My inner romantic HATES how right you are.

FAR too often, I've found myself thinking that "I'm serving my time now. Good things will come." Nope, that's not how it works. I might go through life just being a good person and on my deathbed realize that Karma doesn't really work/count/happen and all my goodness racked up goodie points that get me jack crap when I'm dead.

Now, that's not any reason to go be mean. But it is absolutely a reason for me to stop keeping score with the Universe.

{ Stephanie Sinkhorn } at: May 30, 2012 at 9:00 AM said...

Wonderful comments, all, thank you <3

{ Andrew Leon } at: May 30, 2012 at 10:49 AM said...

Well, we really live in an entitlement society.
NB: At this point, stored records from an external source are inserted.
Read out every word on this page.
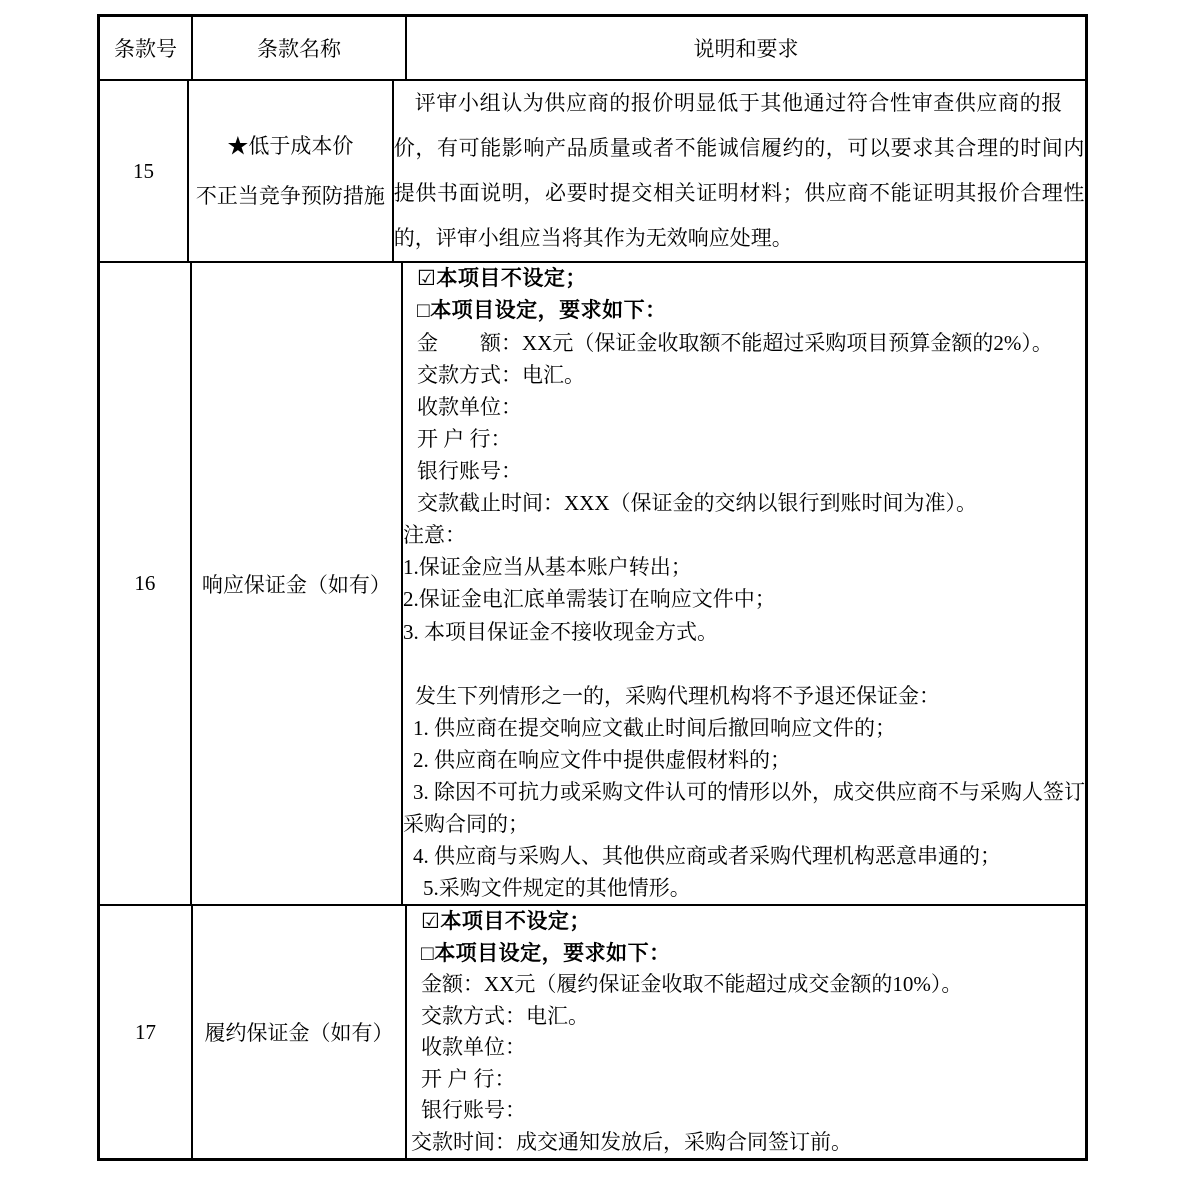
条款号	条款名称	说明和要求
15
★低于成本价
不正当竞争预防措施
评审小组认为供应商的报价明显低于其他通过符合性审查供应商的报
价，有可能影响产品质量或者不能诚信履约的，可以要求其合理的时间内
提供书面说明，必要时提交相关证明材料；供应商不能证明其报价合理性
的，评审小组应当将其作为无效响应处理。
16 响应保证金（如有）
☑本项目不设定；
□本项目设定，要求如下：
金　　额：XX元（保证金收取额不能超过采购项目预算金额的2%）。
交款方式：电汇。
收款单位：
开 户 行：
银行账号：
交款截止时间：XXX（保证金的交纳以银行到账时间为准）。
注意：
1.保证金应当从基本账户转出；
2.保证金电汇底单需装订在响应文件中；
3. 本项目保证金不接收现金方式。
发生下列情形之一的，采购代理机构将不予退还保证金：
1. 供应商在提交响应文截止时间后撤回响应文件的；
2. 供应商在响应文件中提供虚假材料的；
3. 除因不可抗力或采购文件认可的情形以外，成交供应商不与采购人签订
采购合同的；
4. 供应商与采购人、其他供应商或者采购代理机构恶意串通的；
5.采购文件规定的其他情形。
17 履约保证金（如有）
☑本项目不设定；
□本项目设定，要求如下：
金额：XX元（履约保证金收取不能超过成交金额的10%）。
交款方式：电汇。
收款单位：
开 户 行：
银行账号：
交款时间：成交通知发放后，采购合同签订前。
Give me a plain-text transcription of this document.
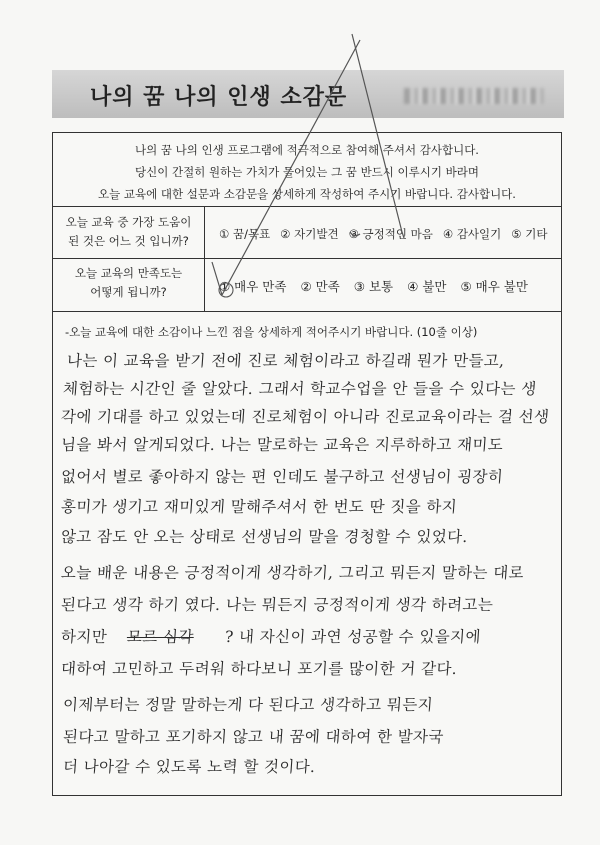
나의 꿈 나의 인생 소감문
나의 꿈 나의 인생 프로그램에 적극적으로 참여해 주셔서 감사합니다.
당신이 간절히 원하는 가치가 들어있는 그 꿈 반드시 이루시기 바라며
오늘 교육에 대한 설문과 소감문을 상세하게 작성하여 주시기 바랍니다. 감사합니다.
오늘 교육 중 가장 도움이
된 것은 어느 것 입니까?	① 꿈/목표 ② 자기발견 ③ 긍정적인 마음 ④ 감사일기 ⑤ 기타
오늘 교육의 만족도는
어떻게 됩니까?	① 매우 만족 ② 만족 ③ 보통 ④ 불만 ⑤ 매우 불만
-오늘 교육에 대한 소감이나 느낀 점을 상세하게 적어주시기 바랍니다. (10줄 이상)
나는 이 교육을 받기 전에 진로 체험이라고 하길래 뭔가 만들고,
체험하는 시간인 줄 알았다. 그래서 학교수업을 안 들을 수 있다는 생
각에 기대를 하고 있었는데 진로체험이 아니라 진로교육이라는 걸 선생
님을 봐서 알게되었다. 나는 말로하는 교육은 지루하하고 재미도
없어서 별로 좋아하지 않는 편 인데도 불구하고 선생님이 굉장히
홍미가 생기고 재미있게 말해주셔서 한 번도 딴 짓을 하지
않고 잠도 안 오는 상태로 선생님의 말을 경청할 수 있었다.
오늘 배운 내용은 긍정적이게 생각하기, 그리고 뭐든지 말하는 대로
된다고 생각 하기 였다. 나는 뭐든지 긍정적이게 생각 하려고는
하지만 모르 심각 ? 내 자신이 과연 성공할 수 있을지에
대하여 고민하고 두려워 하다보니 포기를 많이한 거 같다.
이제부터는 정말 말하는게 다 된다고 생각하고 뭐든지
된다고 말하고 포기하지 않고 내 꿈에 대하여 한 발자국
더 나아갈 수 있도록 노력 할 것이다.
We've been raising our kids to believe this stuff for decades. The whole "you -deserve- a break" nonsense. And so many people that are undeserving get the spotlight, and that just makes it worse for the people that people they deserve. And, after all, don't we all believe that?

But, yeah, that's not how life works. But here in the USA we don't live in the same reality as "life," and most of us are just waiting for life to join us over here and shower down blessings on us because we believe it will happen.

You should take a look at the book Bright-sided. It talks a lot about this magical thinking we have.

{ Genissa } at: May 30, 2012 at 2:45 PM said...

Great post! True success is earned, not handed over. At least most success. But the dreams of hitting it big after a little perseverance is always a fun one to have, just not an accurate one.

{ Emy Shin } at: May 30, 2012 at 3:36 PM said...

This this this.

That sense of entitlement is something many of us are raised with; we're always hearing: "Hard work is rewarded." But it isn't.

You might toil and sweat and bleed and get absolutely nothing in return. Is it unfair? Maybe. But life isn't fair. It isn't primary school where every student gets a 'good job' sticker, where everybody is a winner. It's depressing, but I think by truly accepting that, you can prevent yourself from becoming bitter.

{ Dracula } at: May 31, 2012 at 2:18 AM said...

We don't usually get the high-profile job right out of college, because the odds aren't usually in our favor

That's okay. Katniss will always be there to step in for us.

{ Mrs. Silverstein } at: May 31, 2012 at 3:06 PM said...

YES. Also, in my experience, giving in to that bitterness and sense of entitlement will only impede any progress you might be making. In real life, people make decisions based on millions of variables. Some of those have to do with hard work and perseverance, but lots more are intangibles that we lump together under the heading "personality". And a person who comes in with an air of entitlement? In most situations, that will cost a lot of points on the personality index (or the "Do I really want to work with this person every single day?" test).

Also, yes, Joss. Sigh.

{ Stephanie Sinkhorn } at: May 31, 2012 at 6:58 PM said...

@ Dracula: Haaaaaaaaaaaa.

@ Mrs. Silverstein: Oh man, yes. No one wants to work with the entitled guy. He is not a fun guy.